Hard to say, of course—after all, on the day Microsoft announced its rejection of ratings, Yahoo was publicly struggling with the fall-out from its botched re-launch of stack rankings. Nonetheless, when Microsoft throws out ratings, and on closer scrutiny one discovers that in the last year many other companies, such as Adobe, Medtronics, Kelly Services, NY Life, and Juniper have done the same, it’s time to sit up and pay attention. Performance, how we manage it, measure it, and reward it, is changing. And so now is an excellent time to ask ourselves “What is the world we are leaving behind and where precisely are we headed?’

The world we are leaving behind is unquestionably a deeply unpopular world—not only do most managers dislike their performance management system, but most human resources professionals don’t like theirs, either. One cause of this dissatisfaction is a misunderstanding of motives: managers think that their performance management system is designed to help them accelerate the performance of their people. I would argue that a performance management system should be designed primarily for this purpose, and indeed some purport to be—but scratch the surface and you quickly learn that they aren’t.

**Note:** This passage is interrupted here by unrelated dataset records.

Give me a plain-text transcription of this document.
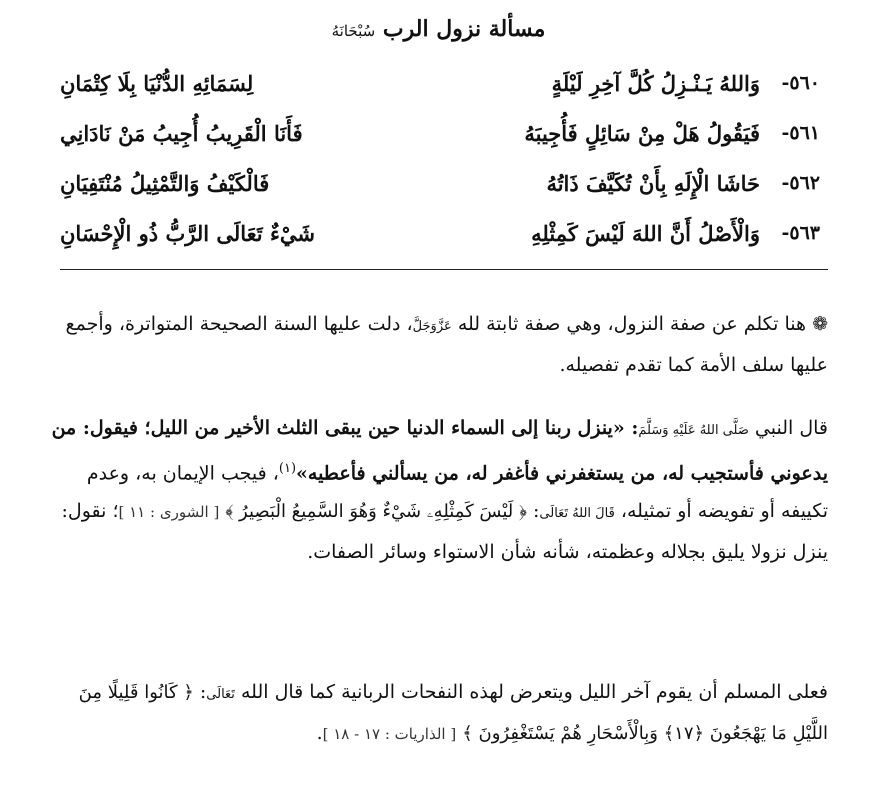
مسألة نزول الرب سُبْحَانَهُ
٥٦٠-
وَاللهُ يَـنْـزِلُ كُلَّ آخِرِ لَيْلَةٍ
لِسَمَائِهِ الدُّنْيَا بِلَا كِتْمَانِ
٥٦١-
فَيَقُولُ هَلْ مِنْ سَائِلٍ فَأُجِيبَهُ
فَأَنَا الْقَرِيبُ أُجِيبُ مَنْ نَادَانِي
٥٦٢-
حَاشَا الْإِلَهِ بِأَنْ تُكَيَّفَ ذَاتُهُ
فَالْكَيْفُ وَالتَّمْثِيلُ مُنْتَفِيَانِ
٥٦٣-
وَالْأَصْلُ أَنَّ اللهَ لَيْسَ كَمِثْلِهِ
شَيْءٌ تَعَالَى الرَّبُّ ذُو الْإِحْسَانِ

❁ هنا تكلم عن صفة النزول، وهي صفة ثابتة لله عَزَّوَجَلَّ، دلت عليها السنة الصحيحة المتواترة، وأجمع عليها سلف الأمة كما تقدم تفصيله.

قال النبي صَلَّى اللهُ عَلَيْهِ وَسَلَّمَ: «ينزل ربنا إلى السماء الدنيا حين يبقى الثلث الأخير من الليل؛ فيقول: من يدعوني فأستجيب له، من يستغفرني فأغفر له، من يسألني فأعطيه»$^{(١)}$، فيجب الإيمان به، وعدم تكييفه أو تفويضه أو تمثيله، قَالَ اللهُ تَعَالَى: ﴿ لَيْسَ كَمِثْلِهِۦ شَيْءٌ وَهُوَ السَّمِيعُ الْبَصِيرُ ﴾ [ الشورى : ١١ ]؛ نقول: ينزل نزولا يليق بجلاله وعظمته، شأنه شأن الاستواء وسائر الصفات.

فعلى المسلم أن يقوم آخر الليل ويتعرض لهذه النفحات الربانية كما قال الله تَعَالَى: ﴿ كَانُوا قَلِيلًا مِنَ اللَّيْلِ مَا يَهْجَعُونَ ﴿١٧﴾ وَبِالْأَسْحَارِ هُمْ يَسْتَغْفِرُونَ ﴾ [ الذاريات : ١٧ - ١٨ ].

Instead the purpose of these systems is twofold: first, to allocate compensation fairly; and second, to align each individual’s goals with the values and strategies of the company. These aren’t nefarious purposes—they are actually rather sensible—but they are clearly secondary or at least tangential to helping employees become more productive.

Companies could probably alleviate some of the current dissatisfaction by being more straightforward that the performance management system is not for you, the employee; it is instead a company system, designed to ensure a bell curve of compensation, and alignment to company goals. Not a particularly uplifting positioning, I grant you, but at least employees and managers would be able to judge it on its own terms.

Of course, this wouldn’t fix the underlying problem of ratings – which is that, for a variety of reasons, they turn out to be bogus (a topic I will address in a follow-up post). Perhaps most managers have long suspected this. Perhaps their dissatisfaction with performance management systems stems from this suspicion. Either way, Microsoft’s rejection of ratings has done all of us a service. It shines a harsh spotlight on the approach that defines performance management today, and helps others see that it is seriously overrated.